Cour suprême : Noo Lank débouté, la date des élections locales reste incertaine

Le calendrier des prochaines élections départementales et municipales reste incertain, alors que plusieurs actes nécessaires à l’organisation du scrutin n’ont pas encore été pris. Cette incertitude s’inscrit dans un contexte institutionnel tendu : depuis la rupture avec le Pastef d’Ousmane Sonko, le 22 mai 2026, le président Bassirou Diomaye Faye ne dispose plus de la majorité parlementaire.

Le président a saisi le Conseil constitutionnel pour avis sur l’éventualité d’un jumelage des élections législatives et locales. Cette consultation doit notamment éclairer les modalités juridiques et pratiques d’un regroupement qui permettrait de réduire les coûts logistiques et financiers des deux scrutins, alors qu’une dissolution de l’Assemblée nationale serait juridiquement possible à partir de la fin novembre 2026.

Le dossier des élections locales a été examiné par la Cour suprême, saisie par le collectif Noo Lank. Dirigé par Seydina Mouhamadou Malal Diallo, le collectif demandait au juge des référés d’ordonner à l’État du Sénégal de fixer par décret la date du scrutin, conformément aux délais prévus par le code électoral.

La chambre administrative a rejeté cette requête dans une décision rendue jeudi 27 août. La juridiction a estimé que les conditions d’une intervention en urgence n’étaient pas réunies, car « l’urgence n’était pas suffisamment caractérisée », rapporte exclusif.
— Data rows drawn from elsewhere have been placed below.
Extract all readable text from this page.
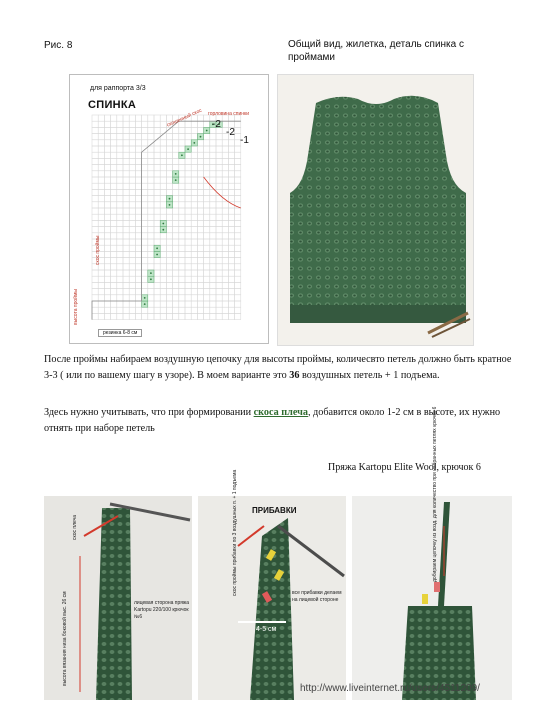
Рис. 8	Общий вид, жилетка, деталь спинка с проймами
для раппорта 3/3
СПИНКА
скошенный скос горловина спинки
-2
-2
-1
скос проймы
высота проймы
резинка 6-8 см
После проймы набираем воздушную цепочку для высоты проймы, количесвто петель должно быть кратное 3-3 ( или по вашему шагу в узоре). В моем варианте это 36 воздушных петель + 1 подъема.
Здесь нужно учитывать, что при формировании скоса плеча, добавится около 1-2 см в высоте, их нужно отнять при наборе петель
Пряжа Kartopu Elite Wool, крючок 6
скос плеча
высота вязания низа боковой выс. 26 см	лицевая сторона пряжа Kartopu 220/100 крючок №6
ПРИБАВКИ
скос проймы прибавки по 3 воздушных п. + 1 подъема	все прибавки делаем на лицевой стороне
4-5 см
добираем цепочку из возд. для количество при набранных петлях крючок 6
http://www.liveinternet.ru/users/4511209/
Le FDR a également saisi la justice

Le Front pour la défense de la démocratie et de la République (FDR), coalition d’opposition comprenant notamment l’Alliance pour la République (APR) de l’ancien président Macky Sall, a engagé une démarche similaire. Le 21 août, il avait annoncé avoir saisi la justice pour faire constater ce qu’il qualifiait de « refus manifeste du gouvernement de respecter le code électoral ».

La coalition est coordonnée par l’ancien ministre des Collectivités territoriales Modou Diagne Fada. Pour l’opposition et une partie de la société civile, l’absence de certains actes réglementaires entretient les interrogations sur le calendrier électoral, au moment où l’exécutif étudie aussi l’articulation entre les élections locales et une éventuelle dissolution de l’Assemblée nationale.

Des actes toujours attendus

La tenue du scrutin nécessite notamment un décret présidentiel fixant sa date ainsi qu’un arrêté du ministre de l’Intérieur déterminant le montant de la caution. Selon l’interprétation du code électoral défendue par les requérants, les élections devraient se dérouler un dimanche durant les trente jours précédant la fin des mandats des élus locaux.

L’expert électoral Djibril Gningue a souligné les obstacles juridiques à un véritable couplage des scrutins. Les élections locales doivent avoir lieu trente jours avant l’expiration de la cinquième année du mandat, soit en février, tandis qu’une dissolution de l’Assemblée nationale ne serait envisageable qu’à partir de la fin novembre 2026. Ce décalage réduit fortement la marge de manœuvre pour organiser les deux consultations selon un même calendrier, même si une convocation simultanée pourrait être envisagée.

Le parti présidentiel avance toutefois une autre lecture de l’article L.269 du code électoral. Ses responsables estiment que les élections pourraient être organisées pendant la cinquième année du mandat, entre janvier et décembre 2027, en cas de « circonstances exceptionnelles ».

Le mandat des élus locaux doit prendre fin le 23 janvier 2027.